明明那部手机是新款的轻薄型,如今握在温然手中,却像是灌了铅一般有千斤重量。
他按下接听键的手一直在抖,连呼出的气息都是带着寒意的。
电话那头传来心急如焚的声调:“然然,你去哪儿了?怎么不接电话?”
明明是一句关切的、紧张的问语,在温然的耳中却演变成了气急败坏的质问,和记忆中恶劣的场景重叠。
——“你去哪儿了?!又跟谁见面?!”
——“怎么不接电话?!你是不是心虚?!”
——“你还不回来?!是不是又想逼我?!”
温然陷入过去锥心的记忆中动弹不得,温热的液体盈满了眼眶。
可顾延司是讨厌他哭的,每次看到温然露出悲伤的情绪,顾延司的恶意只会变本加厉。
他厌恶温然为了任何一个人流泪。
温然呆滞了半晌,努力把眼泪憋了回去,出口的语调轻得被路过的脚步声差点掩盖了。
“顾先生,我、我出来买点、东西……”
温然心虚地捏紧了手机,肩膀微微颤抖。
听到了温然的回应,顾延司一颗焦躁不定的心脏才慢慢落在实处,舒了口气,但语调中难免夹杂着温柔地责备:“然然怎么不跟我说一声就跑出去了,你缺什么跟我说就好,或者你想出去透透气等我回家我们一起出来……”

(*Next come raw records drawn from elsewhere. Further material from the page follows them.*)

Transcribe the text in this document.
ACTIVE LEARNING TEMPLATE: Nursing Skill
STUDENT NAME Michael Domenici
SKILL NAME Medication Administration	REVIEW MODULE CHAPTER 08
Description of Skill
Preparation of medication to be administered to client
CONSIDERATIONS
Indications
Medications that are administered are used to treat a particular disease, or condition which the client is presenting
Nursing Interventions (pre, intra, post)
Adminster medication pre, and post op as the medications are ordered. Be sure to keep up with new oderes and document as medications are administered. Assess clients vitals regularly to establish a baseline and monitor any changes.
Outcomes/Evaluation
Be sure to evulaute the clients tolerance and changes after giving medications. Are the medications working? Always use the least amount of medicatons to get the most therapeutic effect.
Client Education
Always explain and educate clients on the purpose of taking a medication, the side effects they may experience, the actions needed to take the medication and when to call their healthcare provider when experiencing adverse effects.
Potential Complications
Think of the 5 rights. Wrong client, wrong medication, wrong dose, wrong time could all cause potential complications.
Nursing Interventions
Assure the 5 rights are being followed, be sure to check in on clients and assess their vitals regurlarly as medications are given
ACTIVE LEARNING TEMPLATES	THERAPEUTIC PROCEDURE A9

即使秦姨的那条短信把温然出来的目的交代得清清楚楚,顾延司还是没有选择揭穿他。
他仅仅只是透过温然呼吸的频率,都足以辨别得出对方极度的不安。
顾延司的反应不出意外的让温然产生一丝诧异,眼泪就这么悄然无声地落下来。
男人似乎在给他传递一个信息,他也是有资格委屈和难过的。
“顾先生……”再次出声时,温然的语调饱含哽咽,自己抬手悄悄抹了抹眼泪。
顾延司刚到活动现场,其实才离开了温然一小会儿,却满脑子都是那个乖巧懂事的人儿。
“然然乖,你先别乱跑,我让韩度去接你,东西还没买齐的话我早点回去再带你出来买。”
这个时候,顾延司实在不放心温然随随便便坐外面的车。
紧接着,顾延司耐心地哄了温然几句,让他发了定位给自己。